Re: [Classpathx-xml] GNUJAXP.JAR Bug in gnu.xml.pipeline.TextConsumer co
From:
Arnd Beißner
Subject:
Re: [Classpathx-xml] GNUJAXP.JAR Bug in gnu.xml.pipeline.TextConsumer constructor
Date:
Wed, 3 Apr 2002 10:25:21 +0100
First, thank you for taking the time to reply.
> > when the TextConsumer class is used to emit plain XML
> > (not specially handled XHTML), the XML declaration is
> > missing in the output TextConsumer produces.
>
> Not necessarily a bug. And your ad-hoc fix is a NOP,
> since the default encoding (given no XML declaration)
> is already UTF-8 ... as it says in the XML REC! :)
Well, no, it's not really a NOP. Yes, it doesn't change the
encoding, but it DOES cause the xml declaration line to be
written. The XMLWriter implementation differentiates between
UTF8 being set explicitely and UTF8 being implicitely active.
> In such a case, yet another way to ensure there's an XML
> declaration is to just write it directly to the output stream
> yourself... :) But I'd not encourage such tricks, since strings
> are by definition _not encoded_ ... putting any kind of
> encoding declaration in them is error prone, since you may
> not know the encoding that'll be used when it's eventually
> encoded onto some OutputStream.
All true, I just don't see what encodings have to do with
emitting an xml declaration.

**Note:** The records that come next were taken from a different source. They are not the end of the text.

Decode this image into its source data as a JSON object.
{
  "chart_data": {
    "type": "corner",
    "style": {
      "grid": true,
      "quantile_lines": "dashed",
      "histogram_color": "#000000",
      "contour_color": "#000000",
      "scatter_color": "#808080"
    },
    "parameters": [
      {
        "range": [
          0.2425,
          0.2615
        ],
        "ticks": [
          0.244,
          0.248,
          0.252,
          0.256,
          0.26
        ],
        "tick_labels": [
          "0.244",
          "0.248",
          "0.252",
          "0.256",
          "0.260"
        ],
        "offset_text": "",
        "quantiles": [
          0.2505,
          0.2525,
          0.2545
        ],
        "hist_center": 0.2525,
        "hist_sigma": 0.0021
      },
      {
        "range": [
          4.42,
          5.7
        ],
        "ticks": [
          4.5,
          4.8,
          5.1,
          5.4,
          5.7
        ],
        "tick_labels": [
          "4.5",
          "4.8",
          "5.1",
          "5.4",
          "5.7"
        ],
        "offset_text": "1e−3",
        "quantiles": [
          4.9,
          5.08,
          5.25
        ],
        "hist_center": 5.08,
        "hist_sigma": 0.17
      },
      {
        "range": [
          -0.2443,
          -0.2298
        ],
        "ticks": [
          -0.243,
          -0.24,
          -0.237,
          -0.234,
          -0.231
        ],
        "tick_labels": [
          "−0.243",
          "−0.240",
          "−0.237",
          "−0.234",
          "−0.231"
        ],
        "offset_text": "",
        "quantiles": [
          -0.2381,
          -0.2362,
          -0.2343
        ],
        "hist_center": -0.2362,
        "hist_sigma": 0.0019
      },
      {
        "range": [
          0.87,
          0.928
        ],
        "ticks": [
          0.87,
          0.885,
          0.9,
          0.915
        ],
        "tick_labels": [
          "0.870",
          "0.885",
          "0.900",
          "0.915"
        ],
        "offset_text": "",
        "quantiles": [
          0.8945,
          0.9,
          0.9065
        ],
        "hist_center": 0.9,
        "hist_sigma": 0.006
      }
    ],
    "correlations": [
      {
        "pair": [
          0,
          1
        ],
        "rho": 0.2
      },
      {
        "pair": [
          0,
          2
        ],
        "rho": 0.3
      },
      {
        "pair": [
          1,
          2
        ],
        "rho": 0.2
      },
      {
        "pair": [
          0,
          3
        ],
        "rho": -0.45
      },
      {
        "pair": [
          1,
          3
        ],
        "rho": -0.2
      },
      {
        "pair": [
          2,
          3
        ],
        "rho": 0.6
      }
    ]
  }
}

If there's no defined encoding - fine.
Then the xml declaration just doesn't contain an encoding, but may
still contain a version attribute - besides being there in the first place 8-).
I'm happy to learn good reasons for not emitting an XML declaration
(besides old browser issues), but so far this behaviour makes no sense to me.
If I look at the XMLWriter spec:
> public XMLWriter(java.io.Writer writer)
>
> Constructs a handler which writes all input to the writer,
> and then closes the writer when the document ends. If an
> XML declaration is written onto the output, and this class
> can determine the name of the character encoding for this
> writer, that encoding name will be included in the XML declaration.
and at the XMLWriter(Writer writer, String encoding) constructor:
> * Constructs a handler which writes all input to the writer, and then > * closes the writer when the document ends. If an XML declaration is > * written onto the output, this class will use the specified encoding > * name in that declaration. If no encoding name is specified, no > * encoding name will be declared unless this class can otherwise > * determine the name of the character encoding for this writer.
this lets me assume that if don't otherwise prevent emitting an XML declaration (by toggeling canonicalizing or whatever), I will get an xml declaration even if there's no encoding. And I think what the spec says is ok, it just doesn't match the implementation.